If they can change the direction of their lives with the support of a summer job, an after school activity, or a mentor, we owe them that chance. 

Last week, I received a letter that I would like to share with you.

****

Rajay and Mr. Dorsey are with us in the chamber this morning. I would like to ask them to please stand up. I hope you will join me in congratulating them, and all of the mentors and students in BAM and WOW, who are with us today.

We have been able to invest in Rajay, Mr. Dorsey, and young men and women across Chicago because we have done the hard work of putting our fiscal house and priorities in order. 

This budget builds on the steady progress we have made together over the past seven years. 

Public officials, and private citizens. Fortune 500 executives and family-run small business owners. Members of my cabinet, and members of neighborhood block clubs. All with an oar in the water, all guided by the same north star of a brighter future for our city and our children. 

There is work we have done together that you will be able to see as clear as daylight: A modernized O’Hare and Midway. A revitalized River and Lakefront. New schools and science labs with computers for every student. New early childhood education centers in our neighborhoods and new learning centers for our retooled City Colleges. A new Union Station and new CTA stations. New neighborhood branch libraries, and the Obama Presidential Library. A new life for the Old Post Office, and new grocery stores in former food deserts. New space for survivors of domestic violence, and new homes for veterans who were once homeless.

And there is work we have done together that we cannot see, but that will equally benefit Chicagoans for generations to come: Free community college through the Star Scholarship. Free, universal full-day pre-k for every 4-year-old and a full-day of kindergarten for every 5-year-old. The summer job that becomes a gateway to a career in coding. The afterschool activity that becomes a scholarship to college in the arts. The child who walks to school on a Safe Passage route and their attendance and grades go up. The student with eyeglasses who can now see the chalkboard or book in front of them. The young man or woman with a mentor that helps them shape their future, not be shaped by it. 
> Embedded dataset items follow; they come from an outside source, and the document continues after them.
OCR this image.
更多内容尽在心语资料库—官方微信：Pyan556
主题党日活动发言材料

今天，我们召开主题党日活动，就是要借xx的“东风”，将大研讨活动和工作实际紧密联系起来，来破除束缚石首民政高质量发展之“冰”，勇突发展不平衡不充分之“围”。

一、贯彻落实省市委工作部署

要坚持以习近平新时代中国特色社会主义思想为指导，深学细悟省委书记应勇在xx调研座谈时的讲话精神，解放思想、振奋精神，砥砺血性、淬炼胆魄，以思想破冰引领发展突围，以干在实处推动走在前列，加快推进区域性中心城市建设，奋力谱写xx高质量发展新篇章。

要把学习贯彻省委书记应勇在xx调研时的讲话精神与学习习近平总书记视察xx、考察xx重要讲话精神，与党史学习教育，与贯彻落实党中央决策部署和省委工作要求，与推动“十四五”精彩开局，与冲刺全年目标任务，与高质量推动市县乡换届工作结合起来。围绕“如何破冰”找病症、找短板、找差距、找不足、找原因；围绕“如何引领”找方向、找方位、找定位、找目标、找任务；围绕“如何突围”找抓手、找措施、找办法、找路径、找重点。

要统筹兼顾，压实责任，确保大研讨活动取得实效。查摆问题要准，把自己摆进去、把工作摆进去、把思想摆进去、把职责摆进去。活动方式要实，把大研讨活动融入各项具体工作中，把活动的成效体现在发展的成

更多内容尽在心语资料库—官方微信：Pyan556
All of this adds up to thousands of young people who have been given a choice and a chance because they can now believe in themselves again. 

When I made the difficult decision not to seek re-election, I said our duty as public servants is to do the best we can and pass the torch.

Let us challenge those who sit in this historic chamber or stand at this rostrum in the future to remember the responsibility that comes with that torch. 

If our leaders spend money we don’t have, they will steal the future our children could have had. 

If our leaders make phony promises instead of tough choices, it is countless kids in tough neighborhoods whose true promise they will scoop and toss. 

If our leaders run up debt, run down pensions, and run dry the rainy day fund, it is the next generation whose chances will run out. 

If we want to show the next generation that character matters, we have to pass this test of character ourselves. The best part is, great things happen when we do. When we live up to our responsibilities, more young people in Chicago get the values and experience that come with a summer job.

When we confront challenges instead of ducking them, more students in Chicago have a safe place to be after school that helps them develop a better sense of who they are and what they want to become. 

When we do what is necessary instead of what is easy, more young men and women have a mentor who can help change their chances for a lifetime. 

When we work together to level the playing field for our children, their future is brighter and Chicago’s best days are not behind us, they are still to come. 

It has been the honor of my career to work alongside each of you. And I will forever be profoundly grateful for the privilege of a lifetime to serve the citizens of Chicago and help them build the lasting future the greatest city on earth deserves.

Thank you. God bless you, and God bless the City of Chicago.